Ik vrees hen niet, want God is mijn betrouwen.
Ik zal op Hem, wiens woord ik prijs, vertrouwen.
Wat baat dan mensenkracht?
2. De hele dag verdraait men wat ik zeg.
Zij spannen saam in duister overleg,
bespieden zelfs mijn schreden op de weg,
zij loeren op mijn leven.
Zult U, o God, aan hen ontkoming geven?
Stort in uw toorn terneer wie U weerstreven,
de volkeren die zoveel kwaad bedreven,
stoot hen voor altijd weg.
3. Mijn ballingschap hebt U te boek gesteld,
laat in uw kruik mijn tranen zijn geteld.

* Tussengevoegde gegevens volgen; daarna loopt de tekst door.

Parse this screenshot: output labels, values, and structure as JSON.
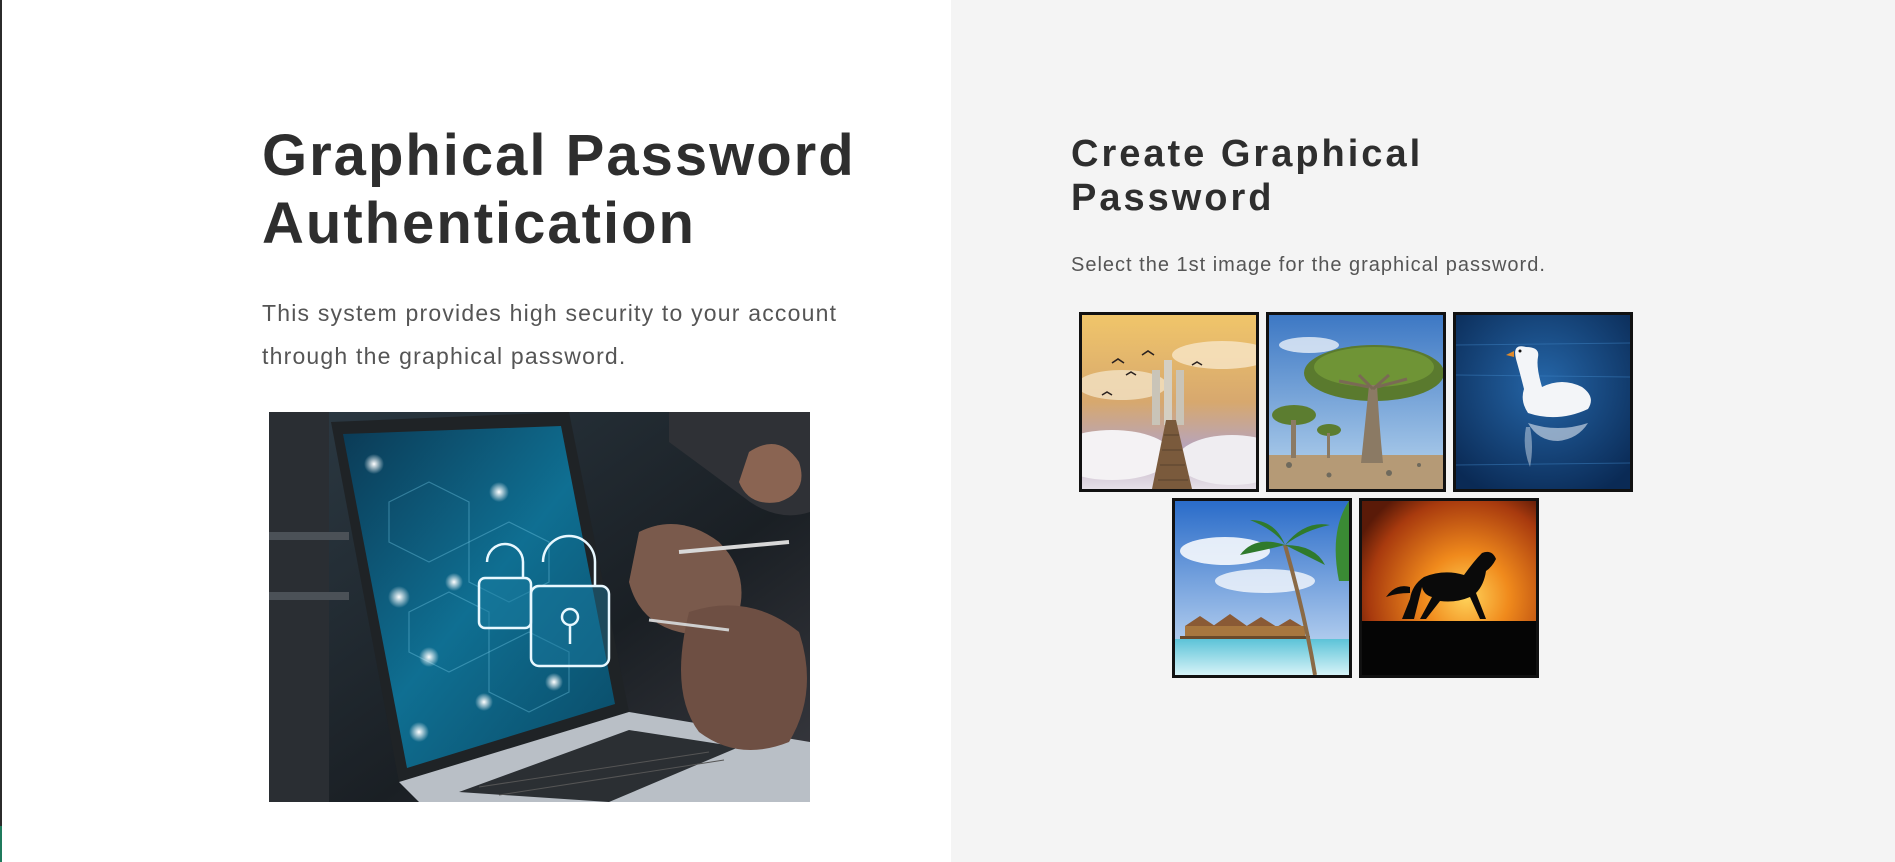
{
  "intro": {
    "title": "Graphical Password Authentication",
    "description": "This system provides high security to your account through the graphical password.",
    "hero_image": "laptop-padlock-security-image"
  },
  "create": {
    "title": "Create Graphical Password",
    "instruction": "Select the 1st image for the graphical password.",
    "images": [
      {
        "subject": "birds-over-clouds-staircase-image"
      },
      {
        "subject": "dragon-tree-image"
      },
      {
        "subject": "white-swan-image"
      },
      {
        "subject": "palm-beach-huts-image"
      },
      {
        "subject": "horse-silhouette-sunset-image"
      }
    ]
  },
  "colors": {
    "left_background": "#ffffff",
    "right_background": "#f4f4f4",
    "heading_text": "#2e2e2e",
    "body_text": "#555555",
    "tile_border": "#111111"
  }
}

Mijn vijand wordt, wanneer ik roep geveld.
Mijn God zal met mij wezen.
Ik loof mijn God, hoe is zijn roem gerezen.
Het woord des HEREN wordt door mij geprezen.

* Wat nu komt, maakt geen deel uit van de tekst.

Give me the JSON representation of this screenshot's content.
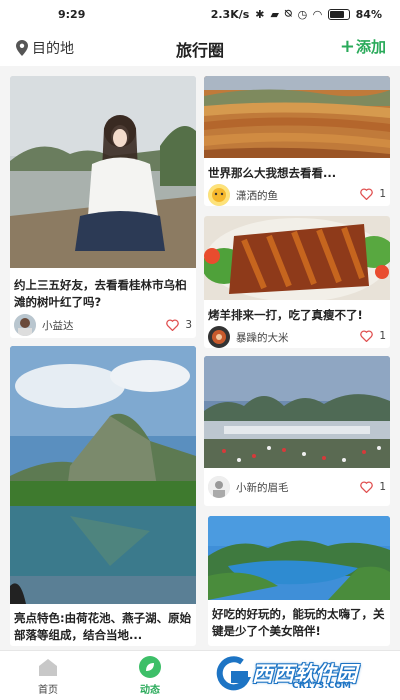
{
  "status_bar": {
    "time": "9:29",
    "network_speed": "2.3K/s",
    "battery_percent": "84",
    "battery_level": 0.84,
    "icons": [
      "bluetooth-icon",
      "signal-icon",
      "mute-icon",
      "alarm-icon",
      "wifi-icon",
      "battery-icon"
    ]
  },
  "header": {
    "destination_label": "目的地",
    "title": "旅行圈",
    "add_label": "添加",
    "accent_color": "#2aaa5a"
  },
  "feed": {
    "posts": [
      {
        "title": "约上三五好友，去看看桂林市乌桕滩的树叶红了吗?",
        "author": "小益达",
        "likes": "3"
      },
      {
        "title": "世界那么大我想去看看...",
        "author": "潇洒的鱼",
        "likes": "1"
      },
      {
        "title": "烤羊排来一打，吃了真瘦不了!",
        "author": "暴躁的大米",
        "likes": "1"
      },
      {
        "title": "亮点特色:由荷花池、燕子湖、原始部落等组成，结合当地...",
        "author": "",
        "likes": ""
      },
      {
        "title": "",
        "author": "小新的眉毛",
        "likes": "1"
      },
      {
        "title": "好吃的好玩的，能玩的太嗨了，关键是少了个美女陪伴!",
        "author": "",
        "likes": ""
      }
    ]
  },
  "tabbar": {
    "tabs": [
      {
        "label": "首页",
        "icon": "home-icon"
      },
      {
        "label": "动态",
        "icon": "leaf-icon",
        "active": true
      }
    ]
  },
  "watermark": {
    "text": "西西软件园",
    "url": "CR173.COM"
  }
}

'k Vertrouw op God, ik zal geen mensen vrezen.
Wat doet mij hun geweld?
4. Ik heb, o God, geloften u gewijd.
Ik breng het offer van mijn dankbaarheid
en prijs U om uw goedertierenheid,
uw hand kwam mij bevrijden.
Ik zal in 't licht uws aanschijns mij verblijden,
zodat ik U mijn leven kan gaan wijden,
daar U mijn voet bewaarde tegen glijden,
naar 't licht mij hebt geleid.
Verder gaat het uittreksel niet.